Revan fell. So did Bastila. Ulic Qel-Droma Anikin even Luke fell. But they came back. They chose to come back.
Maul never had a choice.
He was a weapon sharpened in the dark—never told he could be more.
And I have to believe the Force didn't show me him still breathing in that junkyard just to let him die there.
So we're going to find him.
And we're going to offer something no one has ever offered him before.
A way out.
The stench of rot and rusted memory filled the air.
Cain, Anakin, and Derran stepped carefully through the jagged steel wreckage of Lotho Minor, where derelict ships, discarded droids, and forgotten weapons were slowly being eaten by a world that thrived on decay.
There was no sun here.
Only a dull amber glow seeping from vents far above, casting everything in hues of dying firelight.
"We're close," Cain murmured, narrowing his golden eyes.
The Force whispered, fragments of pain and rage clinging to the rusted air like mold. But through it, Cain could feel the tremor—the fracture in reality that only he could see.
A shatterpoint.
A jagged moment of destiny, waiting to snap or heal.
"This way," he said, pointing toward a collapsed mining rig half-buried in acidic sludge and shattered droid frames.
They descended into a gaping, metallic wound carved into the bedrock.

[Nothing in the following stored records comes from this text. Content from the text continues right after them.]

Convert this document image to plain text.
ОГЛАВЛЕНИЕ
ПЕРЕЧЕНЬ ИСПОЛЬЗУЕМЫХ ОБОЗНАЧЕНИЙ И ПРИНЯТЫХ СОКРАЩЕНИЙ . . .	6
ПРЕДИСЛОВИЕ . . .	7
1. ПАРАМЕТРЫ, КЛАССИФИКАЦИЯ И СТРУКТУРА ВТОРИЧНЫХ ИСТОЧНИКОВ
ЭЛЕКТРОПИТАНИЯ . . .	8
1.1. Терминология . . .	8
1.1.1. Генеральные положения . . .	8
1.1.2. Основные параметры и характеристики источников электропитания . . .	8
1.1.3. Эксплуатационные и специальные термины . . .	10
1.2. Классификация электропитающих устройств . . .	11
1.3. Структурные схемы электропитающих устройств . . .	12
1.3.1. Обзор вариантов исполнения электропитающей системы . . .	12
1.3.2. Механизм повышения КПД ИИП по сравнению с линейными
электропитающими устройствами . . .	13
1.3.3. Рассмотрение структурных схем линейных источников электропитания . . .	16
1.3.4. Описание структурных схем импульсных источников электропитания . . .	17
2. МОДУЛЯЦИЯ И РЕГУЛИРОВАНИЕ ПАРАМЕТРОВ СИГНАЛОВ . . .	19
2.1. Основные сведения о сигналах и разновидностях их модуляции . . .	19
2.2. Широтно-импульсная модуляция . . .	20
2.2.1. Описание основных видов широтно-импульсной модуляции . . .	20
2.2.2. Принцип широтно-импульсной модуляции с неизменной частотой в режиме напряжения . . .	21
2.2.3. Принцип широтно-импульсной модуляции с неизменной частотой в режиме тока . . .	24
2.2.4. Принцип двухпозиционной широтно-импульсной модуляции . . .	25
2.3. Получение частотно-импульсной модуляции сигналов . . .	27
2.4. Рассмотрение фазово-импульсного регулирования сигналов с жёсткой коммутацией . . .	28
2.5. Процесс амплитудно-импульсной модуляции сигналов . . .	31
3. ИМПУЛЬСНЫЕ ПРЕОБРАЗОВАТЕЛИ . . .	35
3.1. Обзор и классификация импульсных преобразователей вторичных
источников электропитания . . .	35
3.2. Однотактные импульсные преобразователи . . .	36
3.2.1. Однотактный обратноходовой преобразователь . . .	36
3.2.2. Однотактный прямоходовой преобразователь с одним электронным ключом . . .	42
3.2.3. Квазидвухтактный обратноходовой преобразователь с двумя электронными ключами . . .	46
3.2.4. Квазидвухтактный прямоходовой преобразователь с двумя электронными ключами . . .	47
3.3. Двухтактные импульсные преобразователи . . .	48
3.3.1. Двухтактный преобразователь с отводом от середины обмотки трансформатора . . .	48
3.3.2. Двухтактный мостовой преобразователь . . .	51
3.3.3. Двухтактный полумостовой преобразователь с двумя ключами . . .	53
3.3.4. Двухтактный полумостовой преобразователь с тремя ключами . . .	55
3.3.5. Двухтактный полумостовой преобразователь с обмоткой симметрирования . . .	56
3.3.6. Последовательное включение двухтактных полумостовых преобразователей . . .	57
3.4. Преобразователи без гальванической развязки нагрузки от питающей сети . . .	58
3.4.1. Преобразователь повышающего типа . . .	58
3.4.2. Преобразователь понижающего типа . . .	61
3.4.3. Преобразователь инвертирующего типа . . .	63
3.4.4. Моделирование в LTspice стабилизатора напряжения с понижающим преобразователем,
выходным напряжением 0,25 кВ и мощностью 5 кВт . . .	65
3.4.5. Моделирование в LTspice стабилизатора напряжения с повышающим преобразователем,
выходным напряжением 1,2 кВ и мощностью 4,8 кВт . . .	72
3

Broken walls glowed faintly with heat and damp filth. The smell was worse here. Something between burnt metal and animal musk.
And then, Cain heard it.
Breathing.
Shallow. Erratic. Almost inhuman.
A flicker of motion. A scraping limb.
There—hunched in the corner like a wounded animal, pieces of scavenged cybernetics still clinging to his twisted body—was Maul.
His horns were jagged. His skin pale from exhaustion and sickness. His eyes burned—but without focus. He muttered to himself in shattered tones:
"…Kenobi… Kenobi… Must… finish…"
Cain crouched behind a broken beam, motioning for silence.
"There he is."
Derran exhaled. "He's barely alive."
Cain nodded. "That's what makes him dangerous."
Anakin stared at the huddled form, his hand twitching near his saber.
The boy who once watched Qui-Gon die… the one who trained every day under Obi-Wan, imagining that moment when he might face the killer that haunted both their steps.
Cain could feel it.
"Let's do this," he said, slowly.
Derran stepped back. "I'll climb to high ground and initiate Battle Meditation. Might calm his senses—or stabilize yours."
Cain and Anakin nodded.
"Be safe," Cain whispered.
"I'm always safe," Derran replied, disappearing up the debris wall like a shadow.
Cain turned to Anakin.
"We're not here to kill him."
Anakin's jaw tightened. "I know."
His voice was cold. Controlled. But his hand ignited his saber anyway—a blade of deep amethyst, laced with faint golden flickers at the edge. A reflection of everything Cain had taught him.
Anakin stared at Maul, who still hadn't noticed them—still mumbling, eyes unfocused, clawing at the floor like a beast searching for a buried heart.
"He scared me," Anakin said softly. "As a kid. I was eight when I watched him murder Qui-Gon. It… broke Obi-Wan. And I pushed myself every day after that, just so I could be strong enough to stand in his shadow."
Cain placed a hand on Anakin's shoulder.
"This isn't that boy's vengeance."
"I know," Anakin said. "But let me try first."
Cain studied him—his breath, his aura, his Force rhythm.
Then he stepped back.
"Strike with purpose. Move with truth."
Anakin nodded. "Of course."
Scene 3: The Charge
Maul stirred suddenly.
His head jerked up.
Eyes wide. Red. Wild.
"KENOBI!"
The scream was raw enough to shake the rust off the walls.
He sprang like a creature of nightmare, metal legs screeching, teeth bared. No lightsaber, just claws and hate.
Anakin didn't flinch.
He stepped forward into the attack—
—lightsaber ignited, a wall of violet light piercing the gloom.
Cain's heart surged.
Not with fear. But with hope.
Because this was the moment that mattered—not the strike, but what came after.
Codex Entry 021 – The Edge
He still screams for Kenobi. Not Sidious. Not vengeance.
But a name. A moment. A wound.
He's more ghost than warrior.
But a ghost can still be forgiven.
Anakin wants justice. But maybe justice isn't the answer.
Maybe it's mercy.
Maybe today, the boy who feared the monster… becomes the man who saves him.